Many people know that they need a will before they pass away, but what about a trust? What even is a trust? Why do we hear that a trust is better than a will for estate planning? In typical attorney-fashion, whether a trust is better than a will depends on each individual’s circumstances. Anybody that is trying to sell a trust to you without explaining why a trust is better for you really shouldn’t be recommending any legal documents for you at all. So let’s break down what a will is, what a trust is, and finally the key differences between the two and how to determine which tool is going to be most useful for you and your family.
What is a will?
A will is a legal document which lays out what you want to do with all of your probatable assets when you pass away. What are probatable assets? These are assets and/or property that fall under the legal power of your will. This can include your home (although there are exceptions to those who own property as joint tenants with right of survivorship), your personal property (such as cars, furniture, art, jewelry, stamp collections, etc.), and cash gifts. Things that typically don’t pass through a will include life insurance proceeds (because you have a private contract with your life insurance company), bank accounts (because you have already designated a beneficiary for that account), and trust property (any property you put into a trust). Wills can also include digital assets and online accounts- depending on what the terms and conditions of the company you have assets/accounts with. Wills are documents that are taken to court after the individual passes away and go through a process called “probate”. The court then supervises the administration of the decedent’s estate according to the terms of their will.
How to tell if a will is suitable for you and your family
If you don’t have a complicated estate and you don’t have complicated family circumstances, a will may be suitable for you and your family.
What is a trust?
Generally speaking, a trust is a private agreement between the person creating the trust (the settlor) and the person who will carry out the terms of the trust (trustee) for the benefit of a named individual (beneficiary). You can also include the same type of property and assets as you would put in a will into a trust. That means you can place your home, personal property, cash gifts, and digital assets into a trust. Trusts can also specify which asset is to be used for what purpose and can have assets distributed in portions at a time for a period of time. Trusts dictate what happens to assets and property that are specifically placed into the trust (trust property). Trusts do not take care of assets that are not specifically placed into the trust. Therefore, some individuals have a will in addition to a trust as a safety net to cover any property or assets they may acquire after the creation of a trust, but fail to place into the trust afterwards.
How to tell if a trust is suitable for you and your family
If you know you have a large estate, and you want to make sure that your estate won’t be squandered by your family members, then perhaps a trust is for you. If you want to leave money behind to someone you love, but know they will mismanage the money (blow through the money quickly), then a trust may be for you. If you have a special needs child and want to have planning for that child in the event you pass away, then a trust will likely be appropriate for you. If you are leaving money behind for someone who is currently a minor and you want to make sure that the money will be used for college, then a trust may be for you. If you have estranged family members and you want to be able to keep your assets away from them, then a trust may be for you. Remember, wills become a part of public record. That means that relatives (and even strangers!) can figure out that their rich uncle passed away and may be seeking to have “their share” of the estate.

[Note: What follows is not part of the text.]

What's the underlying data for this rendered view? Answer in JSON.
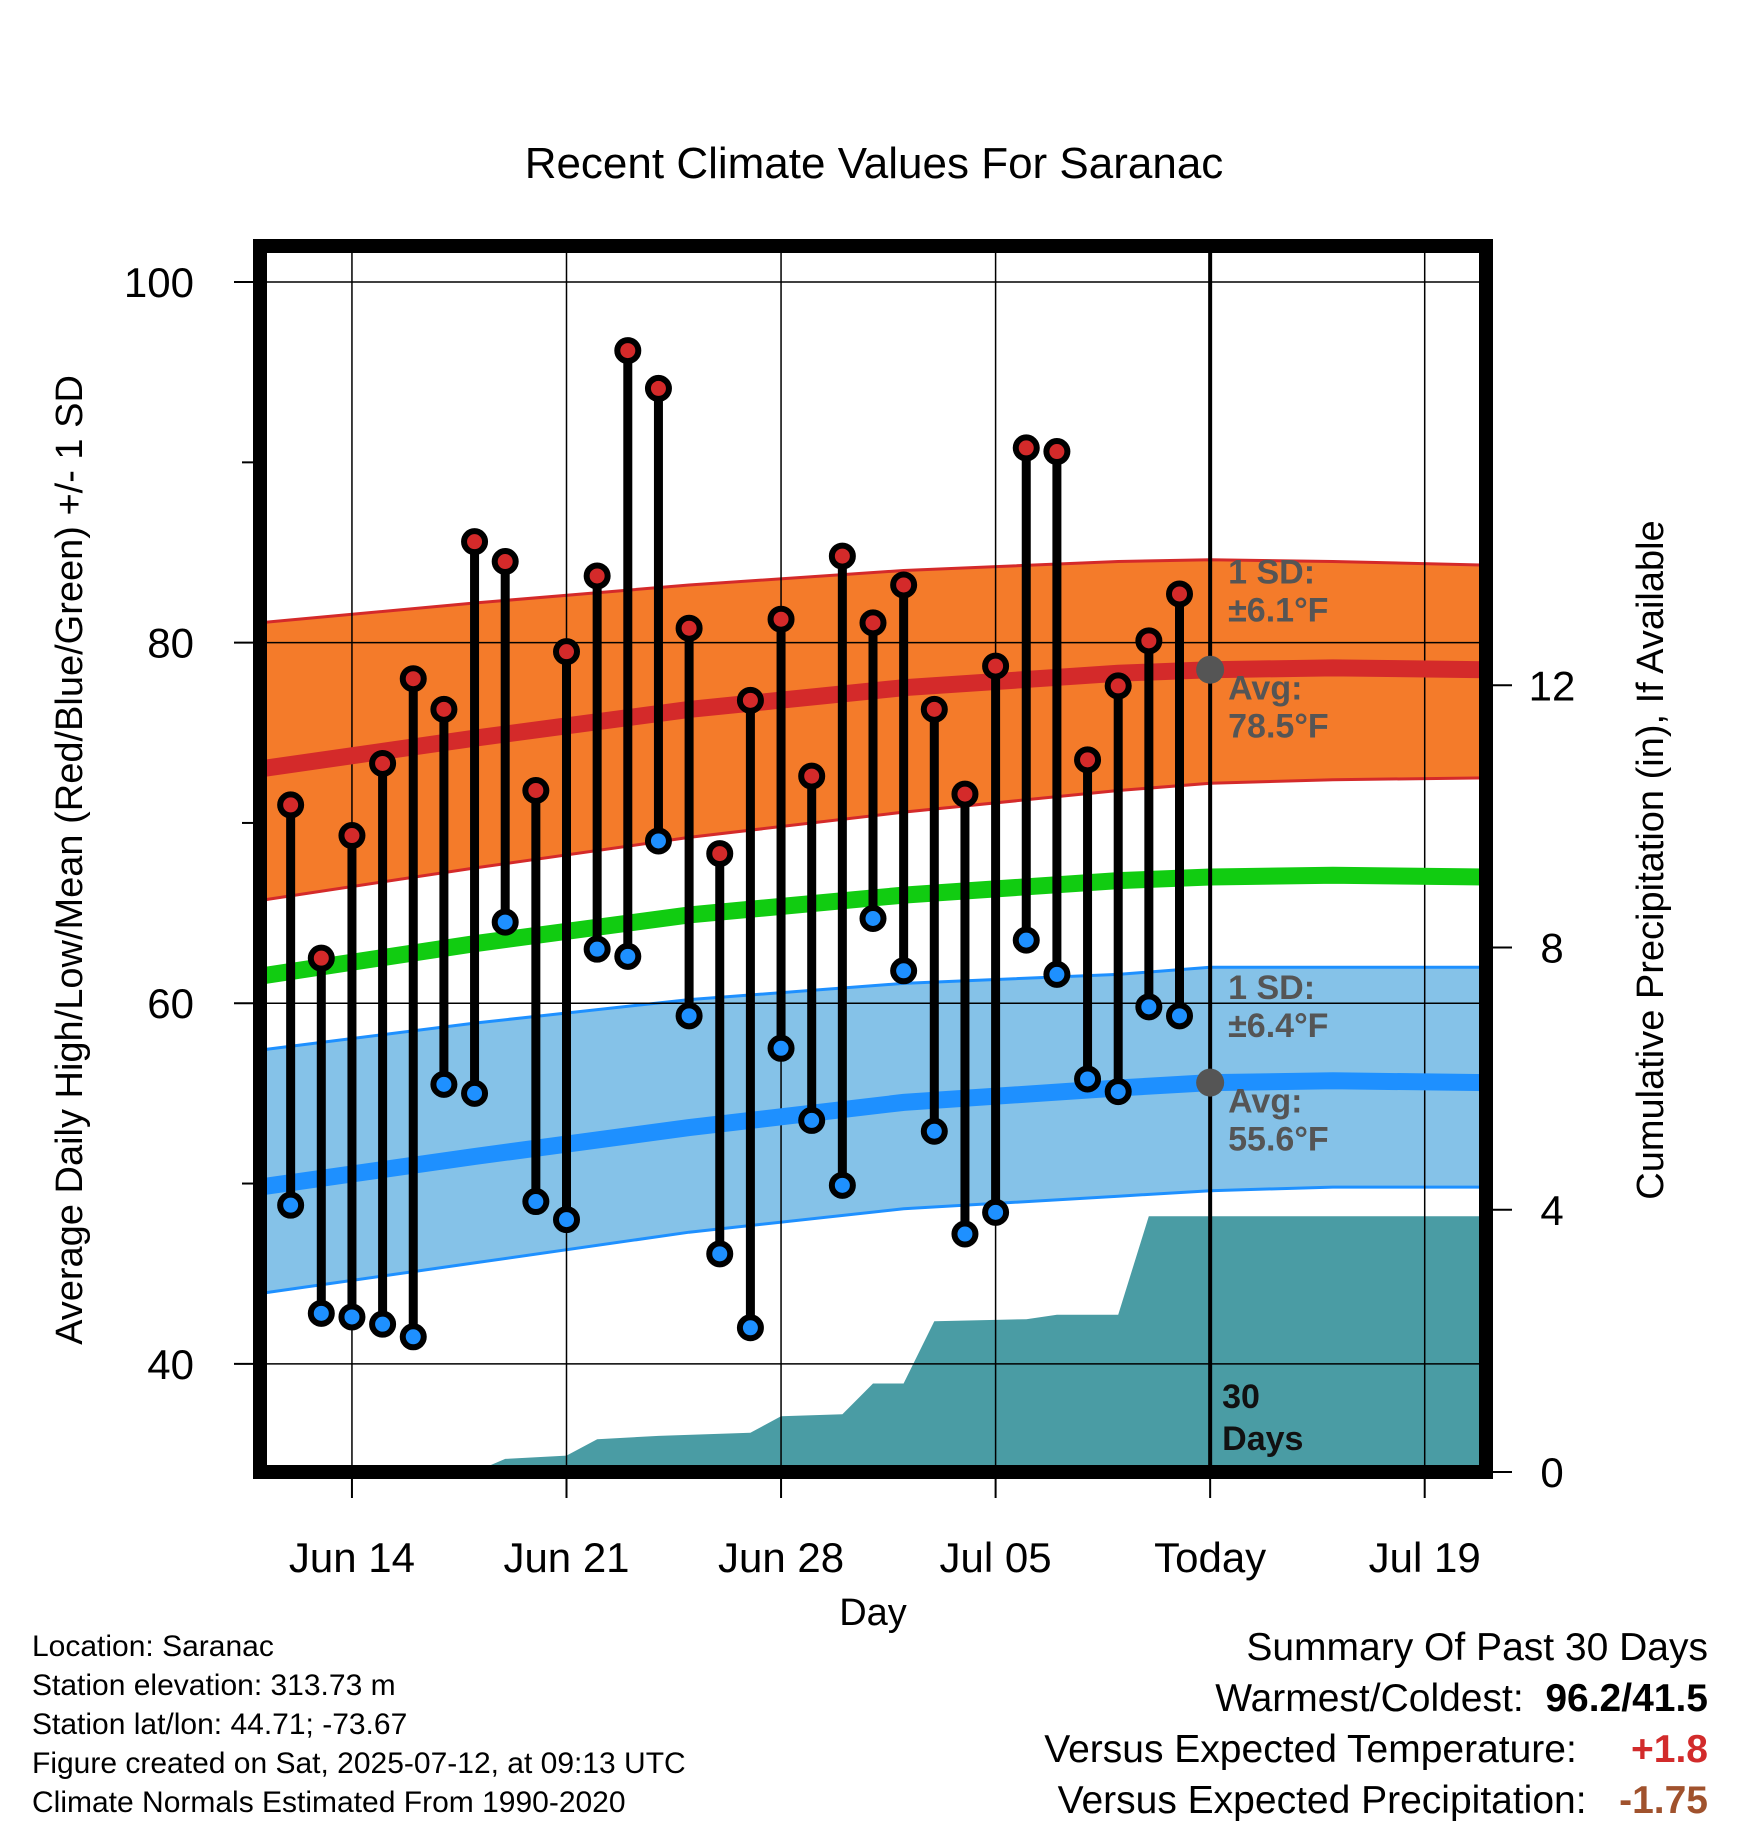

Key Differences Between the Two
#1. Trusts are private, wills are public record. As previously mentioned, a trust is a private agreement. What does this mean? It means that you don’t have to take a trust to court like you do a will. With a will, you take it to probate court and it becomes a part of public record. That means anyone could look up your will after it goes through probate. Generally, you cannot administer the property in a will without going through probate.
#2. Trusts can manage assets for several years, wills distribute assets as a one time lump sum. Depending on who you are leaving your estate to, it may be better to set up a trust. A trust is appropriate for someone who is unable to manage money either because they are a minor, has little experience managing money (a college student who may blow through the inheritance), or someone who suffers from an addiction or substance abuse.
#3. Asset distribution of trusts are immediate. It can take from 12 months to 18 months for a will to be probated in court and finalize the distribution of a decedent’s estate.
#4. Trusts cost more up front, wills cost less up front. While trusts are more costly to draft initially, you can save court costs as you will leave less property for the probate court to supervise when the executor is administering the estate. Probate court is not free. You will have to pay a variety of court fees to have the will probated and those fees vary depending on the jurisdiction (the county of the decedent). Just filing a petition to have a will probated can cost you a few hundred dollars.
While the above doesn’t fully describe every detailed difference between a will and a trust, you hopefully now have a better idea between the basic functions of both documents. Perhaps you will stick to the idea of getting a trust or maybe you have decided that your current situation only calls for a will. Either way, you can now make a more educated decision and an empowered decision for both you and your family.